Le secteur de la restauration a particulièrement souffert en 2025, même si les tensions de recrutement restent fortes sur certains métiers.
Retrouvez tous les mois l’analyse de notre experte Data & Insights, Mathilde Plantecoste, sur Helloworkplace.
Le secteur de la restauration n’est pas épargné par le repli enregistré par le marché de l’emploi ces derniers mois, bien au contraire. L’analyse des offres d’emploi publiées sur la plateforme Hellowork* montre une baisse en volume de 17 % en 2025 pour les métiers de la restauration, contre -9,8 % pour l’ensemble des métiers. Le secteur souffre mais il reste l’un des secteurs qui recrutent le plus en France, avec plus de 225 000 offres publiées en 2025, soit 2 % de l’ensemble des recrutements l’an dernier.

Toutes les régions sont concernées par cette baisse, à commencer par l’Ile de France (-19 %) et l’Auvergne Rhône-Alpes (-18 %), qui à elles deux concentrent près d’une offre sur trois. Le recul est plus marqué dans les grandes métropoles, avec -20 % pour la métropole du Grand Paris, -22% pour la métropole de Lyon et -19 % pour celle d’Aix-Marseille-Provence.
En termes de métiers, ce sont les postes de management et de direction qui reculent le plus (-26 %), suivis par les fonctions support et logistique (-22 %), puis salle et service (-21 %). En revanche, les postes polyvalents résistent mieux (-11 %), de même que les métiers de cuisine (-15 %), qui concentrent près d’une offre sur deux.
Les tensions plus fortes en cuisine
C’est d’ailleurs dans ces postes en cuisine que les tensions de recrutement sont les plus fortes. En moyenne, dans ces métiers, chaque offre génère 5 candidatures, contre 16 en moyenne pour les métiers du support & logistique et les métiers polyvalents.

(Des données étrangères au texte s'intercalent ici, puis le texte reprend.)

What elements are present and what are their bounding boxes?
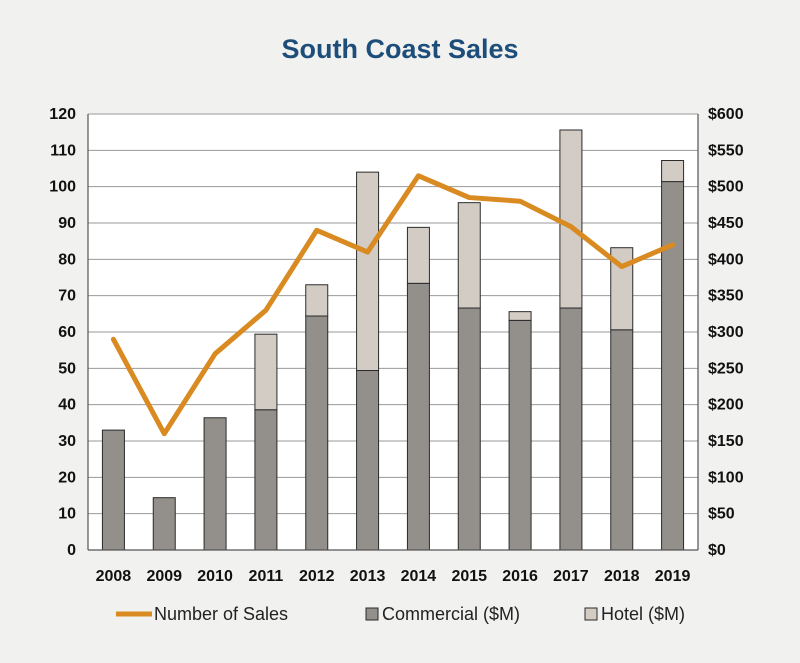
legend-label-hotel: Hotel ($M) — [601, 604, 685, 624]
y-left-tick-label: 10 — [58, 506, 76, 523]
x-tick-label: 2008 — [96, 568, 132, 585]
y-left-tick-label: 120 — [49, 106, 76, 123]
bar-hotel — [559, 129, 583, 309]
y-right-tick-label: $500 — [708, 179, 744, 196]
line-layer — [110, 173, 676, 437]
y-right-tick-label: $250 — [708, 360, 744, 377]
y-right-tick-label: $50 — [708, 506, 735, 523]
bar-commercial — [406, 282, 430, 551]
bar-hotel — [661, 160, 685, 183]
bar-commercial — [101, 429, 125, 551]
y-right-tick-label: $100 — [708, 469, 744, 486]
x-tick-label: 2017 — [553, 568, 589, 585]
bar-commercial — [152, 497, 176, 551]
y-left-tick-label: 0 — [67, 542, 76, 559]
x-tick-label: 2015 — [451, 568, 487, 585]
legend-marker-hotel — [584, 607, 598, 621]
grid-layer — [88, 113, 698, 551]
bar-commercial — [661, 181, 685, 551]
legend-label-number-of-sales: Number of Sales — [154, 604, 288, 624]
legend-layer: Number of Sales Commercial ($M) Hotel ($M) — [116, 604, 685, 624]
x-tick-label: 2009 — [146, 568, 182, 585]
bar-commercial — [457, 307, 481, 551]
y-right-tick-label: $600 — [708, 106, 744, 123]
x-tick-label: 2018 — [604, 568, 640, 585]
y-right-tick-label: $400 — [708, 251, 744, 268]
y-right-tick-label: $300 — [708, 324, 744, 341]
bar-commercial — [254, 409, 278, 551]
x-tick-label: 2016 — [502, 568, 538, 585]
bar-hotel — [406, 226, 430, 284]
bar-commercial — [203, 417, 227, 551]
y-left-tick-label: 110 — [50, 142, 76, 159]
bar-commercial — [559, 307, 583, 551]
legend-marker-commercial — [365, 607, 379, 621]
chart-title: South Coast Sales — [281, 34, 519, 64]
y-left-tick-label: 60 — [58, 324, 76, 341]
bar-layer — [101, 129, 685, 551]
bar-hotel — [254, 333, 278, 411]
bar-commercial — [305, 315, 329, 551]
y-left-tick-label: 50 — [58, 360, 76, 377]
y-left-tick-label: 100 — [49, 179, 76, 196]
y-right-tick-label: $200 — [708, 397, 744, 414]
y-right-tick-label: $350 — [708, 288, 744, 305]
y-right-tick-label: $0 — [708, 542, 726, 559]
bar-hotel — [508, 311, 532, 321]
y-right-tick-label: $550 — [708, 142, 744, 159]
bar-commercial — [508, 319, 532, 551]
x-tick-label: 2012 — [299, 568, 335, 585]
y-left-tick-label: 40 — [58, 397, 76, 414]
x-tick-label: 2010 — [197, 568, 233, 585]
bar-hotel — [305, 284, 329, 317]
y-left-tick-label: 30 — [58, 433, 76, 450]
y-left-tick-label: 90 — [58, 215, 76, 232]
y-left-tick-label: 80 — [58, 251, 76, 268]
x-tick-label: 2019 — [655, 568, 691, 585]
bar-hotel — [356, 171, 380, 372]
y-left-tick-label: 70 — [58, 288, 76, 305]
x-tick-label: 2014 — [401, 568, 437, 585]
bar-commercial — [356, 370, 380, 551]
x-tick-label: 2013 — [350, 568, 386, 585]
y-left-tick-label: 20 — [58, 469, 76, 486]
bar-hotel — [457, 202, 481, 309]
x-tick-label: 2011 — [249, 568, 284, 585]
line-number-of-sales — [110, 173, 676, 437]
legend-label-commercial: Commercial ($M) — [382, 604, 520, 624]
y-right-tick-label: $150 — [708, 433, 744, 450]
y-right-tick-label: $450 — [708, 215, 744, 232]
bar-hotel — [610, 247, 634, 331]
axis-layer: 0 10 20 30 40 50 60 70 80 90 100 110 120 $0 $50 $100 $15… — [49, 106, 743, 585]
bar-commercial — [610, 329, 634, 551]
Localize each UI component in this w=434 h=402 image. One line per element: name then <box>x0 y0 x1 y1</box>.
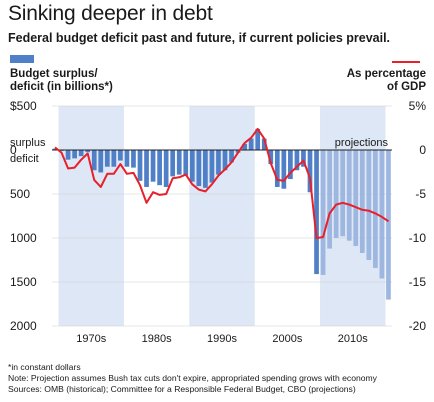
bar-1998 <box>242 143 247 150</box>
axis-labels: 1970s 1980s 1990s 2000s 2010s $500 0 500 1000 150… <box>10 99 426 345</box>
bar-1981 <box>131 150 136 168</box>
legend-bar-swatch <box>10 55 34 63</box>
bar-2004 <box>281 150 287 189</box>
decade-label-2000s: 2000s <box>272 333 302 345</box>
left-tick-2: 500 <box>10 187 30 201</box>
bar-2010 <box>320 150 326 275</box>
projections-label: projections <box>335 137 389 149</box>
bar-1993 <box>209 150 215 183</box>
right-tick-0: 5% <box>409 99 427 113</box>
gdp-line-series <box>54 127 390 239</box>
legend-line-label-1: of GDP <box>387 81 426 93</box>
footnote-constant-dollars: *in constant dollars <box>8 362 81 372</box>
bar-2007 <box>301 150 306 167</box>
bar-1969 <box>52 148 58 150</box>
bar-1991 <box>196 150 202 187</box>
bar-1999 <box>248 138 254 150</box>
bar-2014 <box>346 150 352 241</box>
surplus-label: surplus <box>10 137 46 149</box>
bar-1972 <box>72 150 77 159</box>
footnote-projection: Note: Projection assumes Bush tax cuts d… <box>8 373 377 383</box>
bar-1988 <box>176 150 182 175</box>
bar-1984 <box>150 150 156 182</box>
legend-line-label-0: As percentage <box>347 68 426 80</box>
bar-1973 <box>78 150 84 157</box>
bar-1978 <box>111 150 117 167</box>
footnotes: *in constant dollars Note: Projection as… <box>8 362 377 395</box>
bar-1996 <box>229 150 234 163</box>
left-tick-4: 1500 <box>10 275 37 289</box>
bar-1971 <box>65 150 71 160</box>
bar-2015 <box>353 150 359 246</box>
bar-2017 <box>366 150 372 260</box>
bar-2013 <box>340 150 346 237</box>
footnote-sources: Sources: OMB (historical); Committee for… <box>8 384 356 394</box>
right-tick-1: 0 <box>419 143 426 157</box>
bar-1989 <box>183 150 189 176</box>
decade-label-1980s: 1980s <box>142 333 172 345</box>
bar-1995 <box>222 150 228 171</box>
bar-2011 <box>327 150 332 249</box>
bar-2020 <box>386 150 391 300</box>
decade-band-1990s <box>189 106 255 326</box>
left-tick-1: 0 <box>10 143 17 157</box>
bar-1983 <box>144 150 149 187</box>
deficit-label: deficit <box>10 153 39 165</box>
bar-1982 <box>137 150 143 181</box>
bar-2006 <box>294 150 300 171</box>
bar-1979 <box>118 150 123 161</box>
bar-2016 <box>359 150 365 253</box>
decade-label-1970s: 1970s <box>76 333 106 345</box>
bar-2012 <box>333 150 339 238</box>
bar-2019 <box>379 150 385 279</box>
left-tick-5: 2000 <box>10 319 37 333</box>
bar-2018 <box>373 150 378 268</box>
gridlines <box>52 105 392 327</box>
bar-2008 <box>307 150 313 193</box>
bar-1976 <box>98 150 104 173</box>
bar-2005 <box>288 150 293 180</box>
legend: Budget surplus/deficit (in billions*) As … <box>10 55 426 93</box>
decade-band-1970s <box>58 106 124 326</box>
left-tick-0: $500 <box>10 99 37 113</box>
bar-series <box>52 128 391 300</box>
decade-label-1990s: 1990s <box>207 333 237 345</box>
right-tick-3: -10 <box>409 231 427 245</box>
left-tick-3: 1000 <box>10 231 37 245</box>
bar-2003 <box>274 150 280 187</box>
bar-1992 <box>203 150 208 188</box>
bar-2000 <box>255 128 261 150</box>
bar-2009 <box>314 150 319 275</box>
right-tick-5: -20 <box>409 319 427 333</box>
right-tick-4: -15 <box>409 275 427 289</box>
legend-bar-label-1: deficit (in billions*) <box>10 81 113 93</box>
bar-1986 <box>163 150 169 187</box>
bar-1985 <box>157 150 162 186</box>
bar-2002 <box>268 150 274 165</box>
chart-subtitle: Federal budget deficit past and future, … <box>8 31 391 45</box>
bar-1994 <box>216 150 221 175</box>
bar-2001 <box>261 138 267 150</box>
bar-1990 <box>189 150 195 182</box>
decade-label-2010s: 2010s <box>338 333 368 345</box>
right-tick-2: -5 <box>415 187 426 201</box>
gdp-line <box>54 127 390 239</box>
chart-title: Sinking deeper in debt <box>8 2 213 25</box>
bar-1980 <box>124 150 130 167</box>
legend-bar-label-0: Budget surplus/ <box>10 68 98 80</box>
bar-1974 <box>85 150 91 153</box>
bar-1975 <box>91 150 97 171</box>
bar-1987 <box>170 150 176 177</box>
bar-1977 <box>104 150 110 167</box>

Les tensions sont plus marquées encore sur les postes d’encadrement : 2,2 candidatures en moyenne par offre sur les offres de chef cuisinier, 2,5 pour les chefs de partie et 2 pour les chefs pâtissiers. A l’inverse, les candidats sont (un peu) plus nombreux sur les offres de commis de cuisine (7,6 candidatures par offre), aide-cuisinier (8,2) et cuisinier (3,5).
Des tensions qui augmentent avec le niveau de responsabilité

Sur l’ensemble des métiers de la restauration, cette situation se confirme. Plus le niveau de responsabilité augmente, plus les tensions sont grandes. Les offres d’exécution génèrent en moyenne 11,6 candidatures par offre, contre 6 pour les employés qualifiés, 3,8 pour les chefs d’équipe et 3,5 pour les postes de direction d’établissement.
Dans quelles régions les tensions sont-elles les plus fortes ?

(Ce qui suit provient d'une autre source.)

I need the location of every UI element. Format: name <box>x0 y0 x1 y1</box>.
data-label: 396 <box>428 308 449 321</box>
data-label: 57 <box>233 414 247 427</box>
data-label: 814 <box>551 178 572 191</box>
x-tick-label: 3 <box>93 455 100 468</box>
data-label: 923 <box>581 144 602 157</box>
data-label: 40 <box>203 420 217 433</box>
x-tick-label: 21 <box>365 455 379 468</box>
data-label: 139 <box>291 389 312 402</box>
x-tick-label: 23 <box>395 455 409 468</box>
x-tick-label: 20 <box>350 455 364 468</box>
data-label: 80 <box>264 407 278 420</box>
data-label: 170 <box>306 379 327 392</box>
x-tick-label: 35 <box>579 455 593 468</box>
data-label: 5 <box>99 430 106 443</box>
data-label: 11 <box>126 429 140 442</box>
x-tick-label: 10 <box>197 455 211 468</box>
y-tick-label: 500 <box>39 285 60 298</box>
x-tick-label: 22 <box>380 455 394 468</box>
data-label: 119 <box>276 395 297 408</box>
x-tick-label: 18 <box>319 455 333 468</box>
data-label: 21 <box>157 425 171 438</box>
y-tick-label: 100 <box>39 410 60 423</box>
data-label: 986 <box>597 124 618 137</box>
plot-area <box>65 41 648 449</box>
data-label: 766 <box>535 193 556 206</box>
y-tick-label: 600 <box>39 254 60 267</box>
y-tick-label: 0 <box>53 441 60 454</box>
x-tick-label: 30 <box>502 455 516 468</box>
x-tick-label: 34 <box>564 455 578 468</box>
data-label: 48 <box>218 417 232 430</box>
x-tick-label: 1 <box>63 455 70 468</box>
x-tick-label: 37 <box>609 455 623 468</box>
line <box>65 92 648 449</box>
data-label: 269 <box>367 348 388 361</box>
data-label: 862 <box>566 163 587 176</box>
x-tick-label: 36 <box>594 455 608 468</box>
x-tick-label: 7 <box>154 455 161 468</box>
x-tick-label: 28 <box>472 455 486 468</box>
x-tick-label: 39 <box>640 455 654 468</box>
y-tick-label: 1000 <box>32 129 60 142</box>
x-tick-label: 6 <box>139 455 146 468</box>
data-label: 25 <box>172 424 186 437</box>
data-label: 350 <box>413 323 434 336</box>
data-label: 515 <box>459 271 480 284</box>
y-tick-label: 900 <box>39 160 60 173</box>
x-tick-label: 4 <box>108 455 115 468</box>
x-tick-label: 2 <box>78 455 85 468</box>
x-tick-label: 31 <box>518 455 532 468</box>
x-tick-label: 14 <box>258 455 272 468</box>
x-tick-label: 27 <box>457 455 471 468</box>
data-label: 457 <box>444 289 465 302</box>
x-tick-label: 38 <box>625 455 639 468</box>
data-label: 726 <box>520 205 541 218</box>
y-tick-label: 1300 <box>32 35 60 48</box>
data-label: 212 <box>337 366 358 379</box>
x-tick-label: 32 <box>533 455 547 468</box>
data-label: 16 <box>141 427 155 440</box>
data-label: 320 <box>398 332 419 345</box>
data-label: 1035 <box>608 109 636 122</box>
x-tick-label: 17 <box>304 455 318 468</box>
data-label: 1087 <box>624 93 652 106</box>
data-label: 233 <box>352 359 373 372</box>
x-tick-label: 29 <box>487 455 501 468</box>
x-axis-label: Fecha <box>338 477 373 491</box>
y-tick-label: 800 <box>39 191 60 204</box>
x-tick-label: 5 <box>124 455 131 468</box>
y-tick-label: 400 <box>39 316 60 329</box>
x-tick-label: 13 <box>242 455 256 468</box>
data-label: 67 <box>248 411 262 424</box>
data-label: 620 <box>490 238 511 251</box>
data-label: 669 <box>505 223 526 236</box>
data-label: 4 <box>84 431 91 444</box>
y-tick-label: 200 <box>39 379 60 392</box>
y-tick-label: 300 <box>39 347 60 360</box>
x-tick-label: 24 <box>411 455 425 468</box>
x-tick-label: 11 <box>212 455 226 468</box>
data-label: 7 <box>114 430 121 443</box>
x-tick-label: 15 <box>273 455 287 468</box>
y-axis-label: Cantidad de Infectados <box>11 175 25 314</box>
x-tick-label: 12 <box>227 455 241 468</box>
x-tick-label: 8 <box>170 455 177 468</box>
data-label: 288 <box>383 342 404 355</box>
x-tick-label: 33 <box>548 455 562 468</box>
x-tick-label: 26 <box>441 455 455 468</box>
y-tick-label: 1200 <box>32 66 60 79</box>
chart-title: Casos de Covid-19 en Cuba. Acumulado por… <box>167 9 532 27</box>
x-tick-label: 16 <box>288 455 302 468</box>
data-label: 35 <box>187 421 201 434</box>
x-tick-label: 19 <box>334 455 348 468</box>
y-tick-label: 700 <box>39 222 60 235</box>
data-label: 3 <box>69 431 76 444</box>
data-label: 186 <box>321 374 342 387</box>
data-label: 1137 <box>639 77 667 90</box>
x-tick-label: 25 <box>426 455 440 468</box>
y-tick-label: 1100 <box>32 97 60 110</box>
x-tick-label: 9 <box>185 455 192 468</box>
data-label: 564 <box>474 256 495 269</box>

En termes de région, c’est en Ile-de-France que les tensions de recrutement sont les moins fortes, avec en moyenne 17,6 candidatures par offre. La situation est plus tendue en Auvergne Rhône-Alpes, deuxième région en volume de recrutement, avec 6 candidatures par offre en moyenne. C’est en Nouvelle-Aquitaine et en Bretagne que la situation est la plus tendue, avec 4,8 candidatures par offre dans les deux cas. Même tendance si l’on regarde les seuls métiers de la cuisine, avec 2,7 candidatures par offre en Bretagne, 3 en Nouvelle-Aquitaine et 12 en Ile-de-France.
*analyse basée sur les offres d’emploi diffusées sur Hellowork sur les métiers de la restauration du 1er janvier au 31 décembre 2025.